Indeed, the problem has become so great after Otto fell into a coma and died upon return to the US, that the tour company that had booked him already has taken the initiative to no longer accept Americans. The risk for them seems too high, and the company might get a bad reputation for putting people in harms way. Of course, if the adjectives are changed, this could be seen as discrimination, but it would be ok if the government did it, and by force.

The numbers of Americans who travel to North Korea appear to be in the hundreds and likely have declined in recent years as the regime has gotten more erratic than usual. With this heartwrenching human interest story, that number is likely to drop further. While I once considered one of these trips for the exotica, I am less inclined to do so now. The forbidden fruit still draws, but I would not go to Daesh controlled areas either. Even with a Freudian devotion to the Kim family on display to show that I am not questioning or anything, the regime seems too unpredictable to risk.

One wonders what can be done about this regime.
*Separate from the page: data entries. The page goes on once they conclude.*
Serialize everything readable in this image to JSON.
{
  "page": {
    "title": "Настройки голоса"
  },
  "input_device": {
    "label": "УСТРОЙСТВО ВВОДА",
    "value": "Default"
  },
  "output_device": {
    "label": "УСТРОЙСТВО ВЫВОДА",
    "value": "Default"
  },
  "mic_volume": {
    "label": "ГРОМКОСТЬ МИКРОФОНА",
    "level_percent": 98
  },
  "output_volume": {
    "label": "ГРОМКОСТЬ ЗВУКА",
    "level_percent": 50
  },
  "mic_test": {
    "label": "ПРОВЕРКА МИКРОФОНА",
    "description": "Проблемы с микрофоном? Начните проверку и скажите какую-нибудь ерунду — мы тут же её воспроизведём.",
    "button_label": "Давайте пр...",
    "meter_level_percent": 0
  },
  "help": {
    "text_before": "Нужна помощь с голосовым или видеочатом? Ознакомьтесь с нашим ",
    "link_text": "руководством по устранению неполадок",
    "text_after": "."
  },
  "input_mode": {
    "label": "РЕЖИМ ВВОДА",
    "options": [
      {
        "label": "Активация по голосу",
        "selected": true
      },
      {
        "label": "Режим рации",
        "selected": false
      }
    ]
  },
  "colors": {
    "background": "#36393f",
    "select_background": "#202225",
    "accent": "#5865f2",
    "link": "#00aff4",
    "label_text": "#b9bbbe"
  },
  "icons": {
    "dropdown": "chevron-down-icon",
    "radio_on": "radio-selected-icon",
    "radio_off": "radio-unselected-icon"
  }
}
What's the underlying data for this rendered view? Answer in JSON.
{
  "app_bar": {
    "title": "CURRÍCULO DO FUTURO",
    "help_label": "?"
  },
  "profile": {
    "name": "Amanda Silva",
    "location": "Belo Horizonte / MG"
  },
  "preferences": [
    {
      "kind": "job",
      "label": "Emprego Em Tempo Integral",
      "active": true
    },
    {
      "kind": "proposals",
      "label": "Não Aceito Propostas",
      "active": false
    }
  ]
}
Certainly the answer is not forcible removal of the regime, at least not by the United States. Korea itself might feel inclined to do so, and I think if Canada were like North Korea, I would feel pressure to support engaging it. Perhaps one reason Korea and others in the region have yet to do so is because they have grown comfortable under American protection. If the US troops left, yes it puts Korea and other countries at risk (including China), but they would suddenly have to actually deal with the problem. In a sense, North Korea would also lose protection if the US leaves. Korea, Japan, China, and Russia would have to work together to find a solution quickly because the US is no longer there to hold their hands.